Sementara ke empat mahasiswa sedang menunggui Gayatri dan Nuril yang dibaringkan di tempat yang berbeda, Mbah Sengut dan Mbah Sadikun terlihat sibuk membuat ramuan penangkal sambil merapal doa dan mantra. Ramuan itu mereka wadahi pada sebuah batok kelapa yang telah dibelah jadi dua.

Selanjutnya Mbah Sengut menuju tritis rumah bagian kanan tempat Nuril berada dan Mbah Sadikun ke tritis kiri tempat Gayatri. Saat ramuan itu diusapkan ke sekujur tubuh Gayatri, tidak menimbulkab reaksi apa-apa. Gayatri hanya menggeliat sebentar ketika usapan ramuan sampai ke bagian pusarnya. Dengan tubuh lemas dan mata tetap terpejam, Gayatri pun dibopong ke dalam rumah.

Tapi tidak demikian dengan Nuril.

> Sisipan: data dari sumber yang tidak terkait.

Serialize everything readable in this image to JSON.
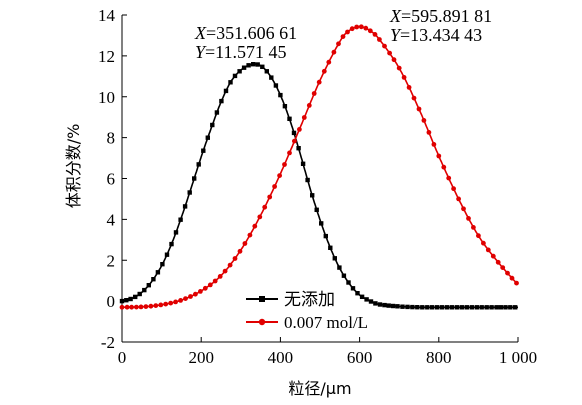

Saat Mbah Sengut mengusapkan ramuan itu ke tubuhnya, Nuril justru mengerang-erang dengan hebat. Wajahnya bergonta-ganti rupa. Sesaat yang terlihat wajah Nuril sendiri, lalu berubah menjadi wajah seorang pemetik kopi jaman Belanda, kemudian berganti dengan wajah nenek-nenek renta yang menyeramkan. Bibir Nuril tiada henti bergerak dan menyebut nama Sitinggil!